Now it looks like they can’t anywhere, anytime soon. Arena managers are free to ask the National Park Service’s permission to sell at the arena, but even if the park service approves, the arena still may not be able to legally do it.
One of the two votes the Bremerton City Council took last week to allow the sales had to have one vote removed, that of City Councilman Greg Wheeler.

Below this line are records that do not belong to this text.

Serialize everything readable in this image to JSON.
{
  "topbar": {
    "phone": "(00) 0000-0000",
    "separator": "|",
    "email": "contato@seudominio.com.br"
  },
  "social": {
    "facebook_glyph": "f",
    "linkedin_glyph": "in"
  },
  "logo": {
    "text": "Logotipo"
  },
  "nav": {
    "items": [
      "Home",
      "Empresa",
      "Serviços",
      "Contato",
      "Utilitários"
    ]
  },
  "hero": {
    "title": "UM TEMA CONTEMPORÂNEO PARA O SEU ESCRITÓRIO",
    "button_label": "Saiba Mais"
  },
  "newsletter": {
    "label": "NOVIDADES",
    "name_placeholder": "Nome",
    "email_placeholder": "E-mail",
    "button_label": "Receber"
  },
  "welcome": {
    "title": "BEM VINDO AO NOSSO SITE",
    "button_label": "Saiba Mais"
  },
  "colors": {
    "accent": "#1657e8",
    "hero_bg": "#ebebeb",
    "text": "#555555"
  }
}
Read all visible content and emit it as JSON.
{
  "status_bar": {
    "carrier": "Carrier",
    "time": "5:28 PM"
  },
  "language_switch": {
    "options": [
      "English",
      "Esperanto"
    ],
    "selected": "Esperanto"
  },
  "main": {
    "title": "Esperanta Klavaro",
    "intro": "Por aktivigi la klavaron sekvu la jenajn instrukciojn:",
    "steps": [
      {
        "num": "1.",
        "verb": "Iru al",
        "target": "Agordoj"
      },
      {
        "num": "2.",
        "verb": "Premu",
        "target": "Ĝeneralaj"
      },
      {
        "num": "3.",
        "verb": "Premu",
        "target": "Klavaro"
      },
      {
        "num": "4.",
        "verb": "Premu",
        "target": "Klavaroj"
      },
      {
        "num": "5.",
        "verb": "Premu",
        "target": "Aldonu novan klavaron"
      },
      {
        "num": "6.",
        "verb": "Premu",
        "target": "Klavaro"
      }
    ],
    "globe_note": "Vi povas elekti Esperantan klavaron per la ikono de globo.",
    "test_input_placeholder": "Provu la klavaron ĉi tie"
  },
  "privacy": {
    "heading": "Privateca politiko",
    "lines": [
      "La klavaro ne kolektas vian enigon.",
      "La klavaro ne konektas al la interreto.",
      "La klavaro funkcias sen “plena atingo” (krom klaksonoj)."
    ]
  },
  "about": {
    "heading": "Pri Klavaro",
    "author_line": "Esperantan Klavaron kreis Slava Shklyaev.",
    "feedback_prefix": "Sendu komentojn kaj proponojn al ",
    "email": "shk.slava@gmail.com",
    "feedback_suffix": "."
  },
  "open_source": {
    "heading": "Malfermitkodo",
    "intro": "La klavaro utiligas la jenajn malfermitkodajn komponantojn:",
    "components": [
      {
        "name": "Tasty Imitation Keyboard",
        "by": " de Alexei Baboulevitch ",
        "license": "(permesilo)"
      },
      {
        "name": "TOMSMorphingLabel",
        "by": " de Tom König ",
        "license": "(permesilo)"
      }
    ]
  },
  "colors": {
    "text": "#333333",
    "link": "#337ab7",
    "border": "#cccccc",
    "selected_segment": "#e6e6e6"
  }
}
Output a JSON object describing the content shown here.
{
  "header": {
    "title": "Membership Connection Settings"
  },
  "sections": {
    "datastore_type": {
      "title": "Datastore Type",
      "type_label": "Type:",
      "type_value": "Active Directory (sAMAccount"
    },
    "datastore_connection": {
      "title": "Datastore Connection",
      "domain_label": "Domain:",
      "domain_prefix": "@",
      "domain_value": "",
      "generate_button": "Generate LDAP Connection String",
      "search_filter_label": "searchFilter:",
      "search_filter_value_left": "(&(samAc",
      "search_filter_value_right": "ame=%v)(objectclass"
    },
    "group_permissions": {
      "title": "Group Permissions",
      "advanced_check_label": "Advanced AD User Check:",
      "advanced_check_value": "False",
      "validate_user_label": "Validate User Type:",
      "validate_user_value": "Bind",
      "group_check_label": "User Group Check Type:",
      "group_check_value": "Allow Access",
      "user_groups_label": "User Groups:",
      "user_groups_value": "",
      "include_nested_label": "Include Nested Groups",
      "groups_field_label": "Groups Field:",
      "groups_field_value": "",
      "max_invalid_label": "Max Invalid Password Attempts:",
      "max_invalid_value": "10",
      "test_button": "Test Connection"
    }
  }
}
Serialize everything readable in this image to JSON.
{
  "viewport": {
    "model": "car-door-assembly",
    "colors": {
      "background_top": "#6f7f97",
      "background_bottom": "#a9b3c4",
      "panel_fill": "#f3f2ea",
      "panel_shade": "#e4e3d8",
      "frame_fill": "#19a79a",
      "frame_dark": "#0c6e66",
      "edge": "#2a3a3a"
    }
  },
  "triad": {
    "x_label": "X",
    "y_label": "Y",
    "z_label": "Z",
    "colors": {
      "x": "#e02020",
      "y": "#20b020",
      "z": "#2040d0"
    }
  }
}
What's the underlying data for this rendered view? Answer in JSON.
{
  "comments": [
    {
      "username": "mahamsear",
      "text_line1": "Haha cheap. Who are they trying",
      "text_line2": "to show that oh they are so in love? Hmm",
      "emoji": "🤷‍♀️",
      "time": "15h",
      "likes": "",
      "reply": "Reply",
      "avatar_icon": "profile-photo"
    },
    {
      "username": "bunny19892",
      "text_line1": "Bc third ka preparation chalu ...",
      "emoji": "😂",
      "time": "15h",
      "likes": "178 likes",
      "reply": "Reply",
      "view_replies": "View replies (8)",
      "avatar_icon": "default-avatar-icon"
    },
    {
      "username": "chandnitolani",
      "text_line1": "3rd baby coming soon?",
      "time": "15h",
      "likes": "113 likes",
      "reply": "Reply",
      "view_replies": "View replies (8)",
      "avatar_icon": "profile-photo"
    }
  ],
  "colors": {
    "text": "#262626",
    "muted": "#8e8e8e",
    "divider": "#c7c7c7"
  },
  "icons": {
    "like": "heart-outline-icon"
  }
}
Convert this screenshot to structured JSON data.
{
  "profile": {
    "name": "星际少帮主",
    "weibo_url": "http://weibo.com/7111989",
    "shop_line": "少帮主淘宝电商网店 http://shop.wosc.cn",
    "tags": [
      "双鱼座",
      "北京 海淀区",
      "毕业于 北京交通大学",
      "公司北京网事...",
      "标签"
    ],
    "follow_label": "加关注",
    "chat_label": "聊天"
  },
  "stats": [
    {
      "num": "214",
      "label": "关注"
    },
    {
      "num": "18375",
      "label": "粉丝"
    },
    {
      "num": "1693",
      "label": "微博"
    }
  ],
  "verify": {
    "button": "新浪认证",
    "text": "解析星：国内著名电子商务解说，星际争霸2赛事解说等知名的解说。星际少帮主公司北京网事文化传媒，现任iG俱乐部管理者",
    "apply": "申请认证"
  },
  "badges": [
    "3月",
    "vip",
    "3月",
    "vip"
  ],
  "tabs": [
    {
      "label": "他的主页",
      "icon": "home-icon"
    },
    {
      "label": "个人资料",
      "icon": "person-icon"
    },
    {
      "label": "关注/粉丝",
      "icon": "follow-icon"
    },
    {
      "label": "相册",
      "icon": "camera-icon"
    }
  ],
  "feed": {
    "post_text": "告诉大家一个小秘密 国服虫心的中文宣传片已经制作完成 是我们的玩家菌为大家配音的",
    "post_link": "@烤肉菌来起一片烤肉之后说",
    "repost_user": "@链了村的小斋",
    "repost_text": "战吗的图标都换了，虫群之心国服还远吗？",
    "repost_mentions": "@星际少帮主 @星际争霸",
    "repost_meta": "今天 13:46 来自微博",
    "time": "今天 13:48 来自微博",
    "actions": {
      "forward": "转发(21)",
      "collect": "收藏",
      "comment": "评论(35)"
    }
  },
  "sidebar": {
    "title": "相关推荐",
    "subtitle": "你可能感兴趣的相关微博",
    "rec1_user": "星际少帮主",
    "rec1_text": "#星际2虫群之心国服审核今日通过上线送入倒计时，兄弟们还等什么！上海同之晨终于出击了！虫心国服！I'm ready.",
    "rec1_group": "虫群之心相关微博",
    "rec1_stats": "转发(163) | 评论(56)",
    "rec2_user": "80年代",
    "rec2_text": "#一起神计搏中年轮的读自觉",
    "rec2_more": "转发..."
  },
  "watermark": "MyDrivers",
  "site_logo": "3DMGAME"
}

The council voted 5-4 twice to allow the beer and wine sales. One vote changed the city’s ordinance. The other changed the city’s contract with the arena. The second one is where Wheeler’s vote was invalidated. Wheeler’s wife, Sunny, works at the arena, which is considered a “remote interest,” according to City Attorney Roger Lubovich. That doesn’t affect the ordinance change, but it does with the contract. With Wheeler’s vote removed, it’s a 4-4 vote. Tie goes to the “no” side.
The contract would have to come back to the council for another vote, one without Wheeler.
In a story about the $75,000 bridge expense an alert reader posted a link to a previous story about that expense to make the case that the council should have known about it before, because it was in the paper before. I responded that the council was also surprised by the request for a methadone clinic, despite several stories in the Kitsap Sun stating Ron Jackson was looking for a site. I said it pointed out that members of the council must not read our paper, then added:
Before posting this I was a little concerned I’d be accused of being a jerk for pointing that out, but since they don’t read us, there is little risk. ;-
No one on the council ever said anything about that comment.
They also apparently didn’t read my first story about the ice arena, which included the following two paragraphs:
Wyn Birkenthal, speaking to the city’s Parks and Recreation Commission in late September, said because the federal government gave the land to the city, the National Park Service also would have to approve the concession agreement.
The commission voted 6-0 to recommend allowing beer and wine sales at the center. Sunny Wheeler abstained because she works at the center. Her husband, Greg, is on the city council.
I don’t catch everything, and I didn’t check whether there would be a conflict here, but I brought it up for a reason.
Council members read parts of the paper, at least the headlines. There were complaints Wednesday night referencing the Kitsap Sun story about the mayor’s proposal for 25 layoffs.